Chereads / Because of Ticket! / Chapter 7 - Kejanggalan

Chapter 7 - Kejanggalan

Bab 7 :

Kejanggalan

 

******

 

PERASAAN riang dan gembira benar-benar merasuki Nadya pagi ini. Masalahnya, setelah sebulan lamanya ia menunggu, akhirnya semalam ia berhasil menonton konser Muse di kota Jakarta, atau tepatnya berlokasi di Gelora Bung Karno. Gita dibuat pusing pagi ini, pasalnya sejak Gita menjemput Nadya di rumah cewek itu hingga sekarang saat mereka berjalan di koridor, Nadya tak henti- hentinya berteriak dan girang sendiri. Pancaran bahagia di wajahnya seakan menyebar di udara sampai-sampai Gita merasa ikut sesak.

"Giiiit!!! Mereka keren banget astagaaaa!!!! Demi apa gue ga rela mereka baliiiikkk!!!!" teriak Nadya kencang, tanpa malu, seolah lupa tempat. Gita sampai heran sendiri, tetapi cewek itu akhirnya ikut tersenyum. Ia merasa ikut bahagia, soalnya ia ingat bagaimana Nadya merengek di depannya sewaktu belum bisa membeli tiket konser band rock terkenal itu. Untung saja Aldo memberi Nadya tiket gratisan—eh, bukan gratisan juga, sih.

Gita menghela napas. "Jadi? Dari siang lo udah nyambut mereka dateng di Bandara Soekarno-Hatta?"

"Ya iya, dong! Heheheee," ucap Nadya, dia cengar-cengir. "Harus itu! Gue nggak mau ketinggalan liat wajah mereka pas pertama datengg!"

Gita mengangguk-angguk. Sejenak ia menoleh ke depan, lalu menyadari bahwa sebentar lagi mereka akan menaiki tangga menuju ke lantai dua. Gita lalu kembali tersenyum dan melihat ke arah Nadya yang masih sibuk bercerita tentang betapa ramainya konser itu tadi malam, betapa kerennya Muse, dan betapa ia sangat gembira hingga berteriak dan melompat-lompat di tempat ia menonton konser itu.

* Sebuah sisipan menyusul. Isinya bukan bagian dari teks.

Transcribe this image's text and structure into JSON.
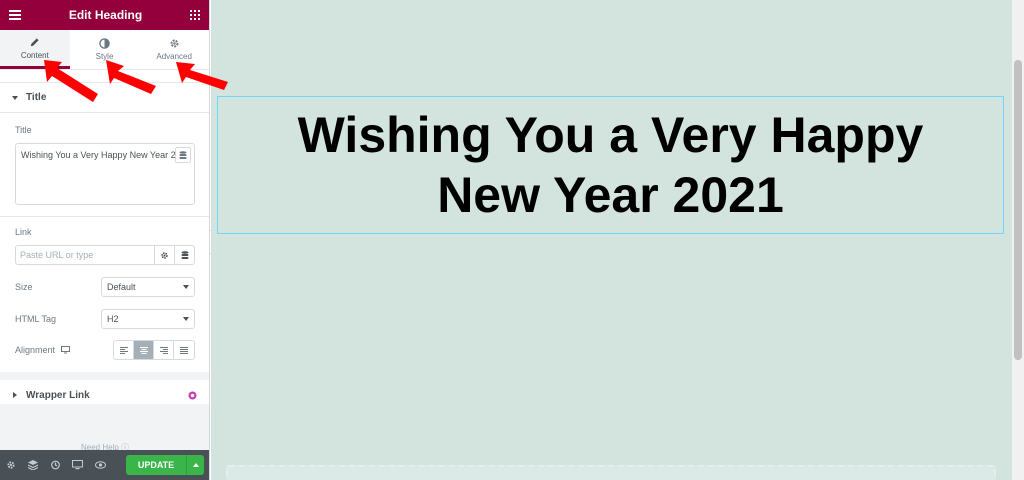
{
  "header": {
    "title": "Edit Heading"
  },
  "tabs": [
    {
      "label": "Content"
    },
    {
      "label": "Style"
    },
    {
      "label": "Advanced"
    }
  ],
  "title_section": {
    "heading": "Title",
    "field_label": "Title",
    "field_value": "Wishing You a Very Happy New Year 2021"
  },
  "link": {
    "label": "Link",
    "placeholder": "Paste URL or type"
  },
  "size": {
    "label": "Size",
    "value": "Default"
  },
  "html_tag": {
    "label": "HTML Tag",
    "value": "H2"
  },
  "alignment": {
    "label": "Alignment",
    "selected": "center"
  },
  "wrapper_link": {
    "heading": "Wrapper Link"
  },
  "footer": {
    "need_help": "Need Help",
    "update_label": "UPDATE"
  },
  "canvas": {
    "heading_text": "Wishing You a Very Happy New Year 2021"
  },
  "colors": {
    "brand": "#93003c",
    "canvas_bg": "#d3e4df",
    "update": "#39b54a",
    "annotation_arrows": "#ff0000"
  }
}
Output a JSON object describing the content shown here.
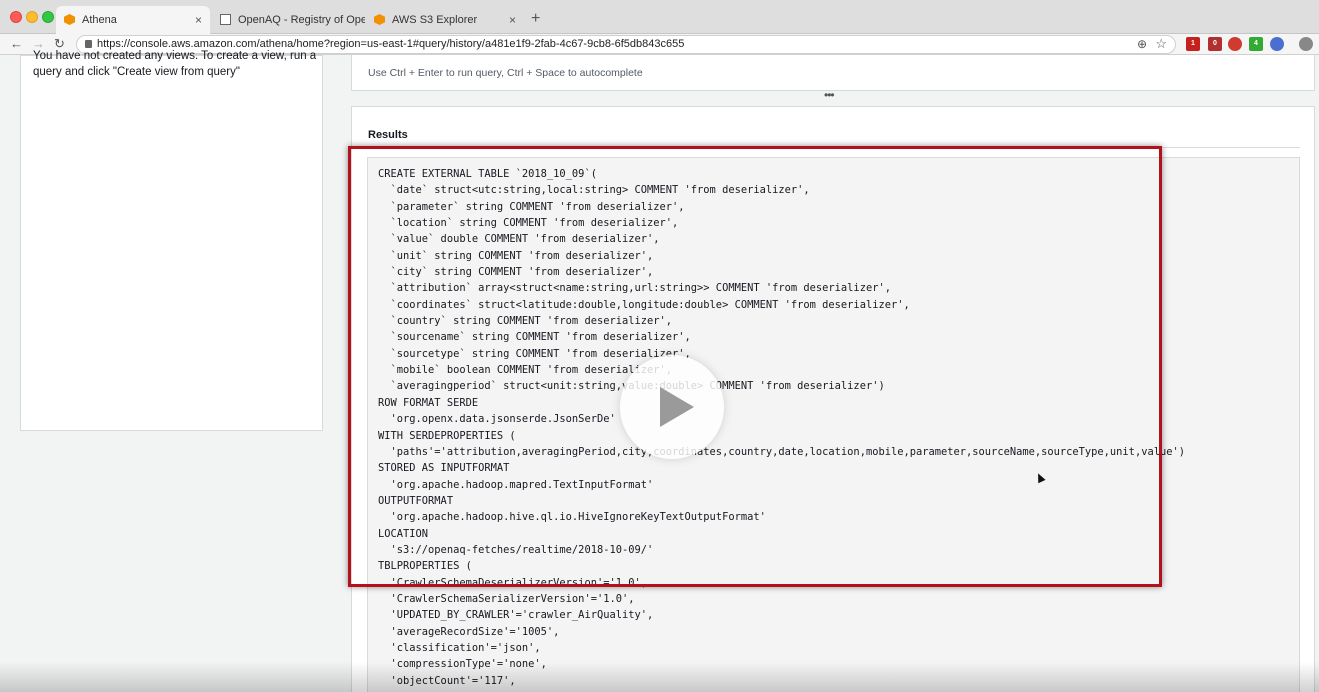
{
  "browser": {
    "tabs": [
      {
        "label": "Athena",
        "icon": "aws-icon",
        "active": true
      },
      {
        "label": "OpenAQ - Registry of Open Da",
        "icon": "document-icon",
        "active": false
      },
      {
        "label": "AWS S3 Explorer",
        "icon": "aws-icon",
        "active": false
      }
    ],
    "new_tab": "+",
    "close_glyph": "×",
    "url": "https://console.aws.amazon.com/athena/home?region=us-east-1#query/history/a481e1f9-2fab-4c67-9cb8-6f5db843c655",
    "ext_badges": [
      "1",
      "0",
      "4"
    ]
  },
  "left_panel": {
    "line1": "You have not created any views. To create a view, run a",
    "line2": "query and click \"Create view from query\""
  },
  "editor": {
    "hint": "Use Ctrl + Enter to run query, Ctrl + Space to autocomplete",
    "drag_handle": "•••"
  },
  "results": {
    "title": "Results",
    "lines": [
      "CREATE EXTERNAL TABLE `2018_10_09`(",
      "  `date` struct<utc:string,local:string> COMMENT 'from deserializer',",
      "  `parameter` string COMMENT 'from deserializer',",
      "  `location` string COMMENT 'from deserializer',",
      "  `value` double COMMENT 'from deserializer',",
      "  `unit` string COMMENT 'from deserializer',",
      "  `city` string COMMENT 'from deserializer',",
      "  `attribution` array<struct<name:string,url:string>> COMMENT 'from deserializer',",
      "  `coordinates` struct<latitude:double,longitude:double> COMMENT 'from deserializer',",
      "  `country` string COMMENT 'from deserializer',",
      "  `sourcename` string COMMENT 'from deserializer',",
      "  `sourcetype` string COMMENT 'from deserializer',",
      "  `mobile` boolean COMMENT 'from deserializer',",
      "  `averagingperiod` struct<unit:string,value:double> COMMENT 'from deserializer')",
      "ROW FORMAT SERDE",
      "  'org.openx.data.jsonserde.JsonSerDe'",
      "WITH SERDEPROPERTIES (",
      "  'paths'='attribution,averagingPeriod,city,coordinates,country,date,location,mobile,parameter,sourceName,sourceType,unit,value')",
      "STORED AS INPUTFORMAT",
      "  'org.apache.hadoop.mapred.TextInputFormat'",
      "OUTPUTFORMAT",
      "  'org.apache.hadoop.hive.ql.io.HiveIgnoreKeyTextOutputFormat'",
      "LOCATION",
      "  's3://openaq-fetches/realtime/2018-10-09/'",
      "TBLPROPERTIES (",
      "  'CrawlerSchemaDeserializerVersion'='1.0',",
      "  'CrawlerSchemaSerializerVersion'='1.0',",
      "  'UPDATED_BY_CRAWLER'='crawler_AirQuality',",
      "  'averageRecordSize'='1005',",
      "  'classification'='json',",
      "  'compressionType'='none',",
      "  'objectCount'='117',"
    ]
  },
  "colors": {
    "highlight": "#b3121c",
    "aws_orange": "#f29100"
  }
}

Nadya emang aneh dan excited banget kalo soal Muse, pikir Gita. Gita hanya mendengarkan celotehan Nadya sambil sesekali merespons dan mengangguk-angguk. Gita juga sempat bertanya tentang dengan siapa Nadya ke bandara atau diantar siapakah Nadya ke konser itu, dan jawaban Nadya adalah ayahnya. Tampaknya, saking excited-nya Nadya berceloteh, cewek itu sama sekali tak melihat jalan dan beberapa kali hampir menabrak bahu siswa lain yang sedang berpapasan dengan mereka. Hanya Gita yang melihat jalan dan menarik tangan Nadya beberapa kali hanya untuk mencegah kemungkinan terburuk.

Begitu mereka sampai di kelas, Nadya belum juga berhenti berceloteh. Suasana kelas pagi ini agak ribut, masih banyak yang mengobrol tentang ini itu dan masih banyak juga yang baru sampai di kelas. Gita langsung menyadari bahwa ada pasang mata yang memperhatikan mereka saat mereka berjalan menuju bangku mereka dan Gita langsung tahu bahwa itu adalah Aldo.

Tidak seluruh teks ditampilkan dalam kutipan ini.